Le porte-parole de la junte nigérienne, le colonel-major Amadou Abdramane, a déclaré à la télévision nationale : « Le gouvernement du Niger, tenant compte des aspirations et des intérêts de son peuple, décide en toute responsabilité de dénoncer avec effet immédiat l'accord relatif au statut du personnel militaire des États-Unis et des employés civils du Département américain de la Défense sur le territoire de la République du Niger ». 

L'annonce de l'armée fait suite à une réunion inopinée dans la capitale nigérienne de Niamey du 12 au 14 mars entre des responsables nigériens et une délégation américaine de haut niveau dirigée par la secrétaire d'État adjointe américaine aux Affaires africaines, Molly Phee. Le général Michael Langley, commandant du Commandement des États-Unis pour l'Afrique, a également participé à cette réunion. 
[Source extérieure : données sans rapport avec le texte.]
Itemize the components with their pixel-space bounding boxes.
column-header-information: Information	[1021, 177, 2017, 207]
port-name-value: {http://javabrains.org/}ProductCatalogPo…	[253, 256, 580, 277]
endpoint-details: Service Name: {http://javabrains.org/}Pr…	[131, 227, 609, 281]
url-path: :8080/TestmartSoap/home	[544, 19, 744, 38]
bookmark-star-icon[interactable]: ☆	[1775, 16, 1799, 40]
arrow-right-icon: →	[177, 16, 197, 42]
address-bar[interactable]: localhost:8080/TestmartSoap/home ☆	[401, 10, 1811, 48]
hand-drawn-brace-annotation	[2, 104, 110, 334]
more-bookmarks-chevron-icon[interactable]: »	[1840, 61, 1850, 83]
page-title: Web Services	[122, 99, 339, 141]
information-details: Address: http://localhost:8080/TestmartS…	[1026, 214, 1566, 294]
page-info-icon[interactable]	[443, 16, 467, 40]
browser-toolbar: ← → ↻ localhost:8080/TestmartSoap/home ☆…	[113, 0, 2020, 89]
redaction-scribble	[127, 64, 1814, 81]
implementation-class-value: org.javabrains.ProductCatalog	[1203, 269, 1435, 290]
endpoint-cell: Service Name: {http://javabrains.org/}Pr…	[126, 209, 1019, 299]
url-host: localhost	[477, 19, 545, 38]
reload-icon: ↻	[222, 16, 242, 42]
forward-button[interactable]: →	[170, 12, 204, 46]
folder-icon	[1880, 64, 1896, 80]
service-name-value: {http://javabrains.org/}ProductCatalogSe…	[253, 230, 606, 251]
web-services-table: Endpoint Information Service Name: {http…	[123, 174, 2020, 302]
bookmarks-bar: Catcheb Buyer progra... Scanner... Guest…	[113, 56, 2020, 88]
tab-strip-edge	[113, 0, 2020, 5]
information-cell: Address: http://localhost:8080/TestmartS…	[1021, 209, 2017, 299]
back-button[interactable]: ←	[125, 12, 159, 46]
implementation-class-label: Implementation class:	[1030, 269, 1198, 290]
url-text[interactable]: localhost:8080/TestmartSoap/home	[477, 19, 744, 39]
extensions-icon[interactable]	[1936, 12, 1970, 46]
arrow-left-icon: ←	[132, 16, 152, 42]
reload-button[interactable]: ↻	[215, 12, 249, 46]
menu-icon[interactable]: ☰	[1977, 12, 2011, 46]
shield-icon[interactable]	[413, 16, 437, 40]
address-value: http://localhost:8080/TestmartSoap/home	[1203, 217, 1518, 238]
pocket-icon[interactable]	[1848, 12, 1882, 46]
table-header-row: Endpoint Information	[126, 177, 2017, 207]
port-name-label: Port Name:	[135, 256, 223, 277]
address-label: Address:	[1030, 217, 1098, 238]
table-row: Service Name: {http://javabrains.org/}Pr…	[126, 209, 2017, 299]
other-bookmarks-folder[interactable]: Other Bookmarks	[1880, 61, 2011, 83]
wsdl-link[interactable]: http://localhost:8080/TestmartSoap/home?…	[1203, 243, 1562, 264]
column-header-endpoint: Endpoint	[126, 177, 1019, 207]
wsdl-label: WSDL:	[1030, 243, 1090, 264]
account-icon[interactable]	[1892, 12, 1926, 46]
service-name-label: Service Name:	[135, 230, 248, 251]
Abdramane a accusé la délégation américaine d'être « irrespectueuse » et de « manquer de respect aux procédures diplomatiques ». Il a déclaré que Niamey n'avait pas été informé des détails de la délégation américaine, de la date de son arrivée ou de l'ordre du jour. Par conséquent, a-t-il dit, « cet accord est non seulement profondément injuste dans son contenu, mais il ne répond pas non plus aux aspirations et aux intérêts du peuple nigérien ». 

« Le gouvernement nigérien dénonce avec force l'attitude condescendante accompagnée de menaces de représailles de la part du chef de la délégation américaine à l'égard du gouvernement et du peuple nigériens », a ajouté Abdrane.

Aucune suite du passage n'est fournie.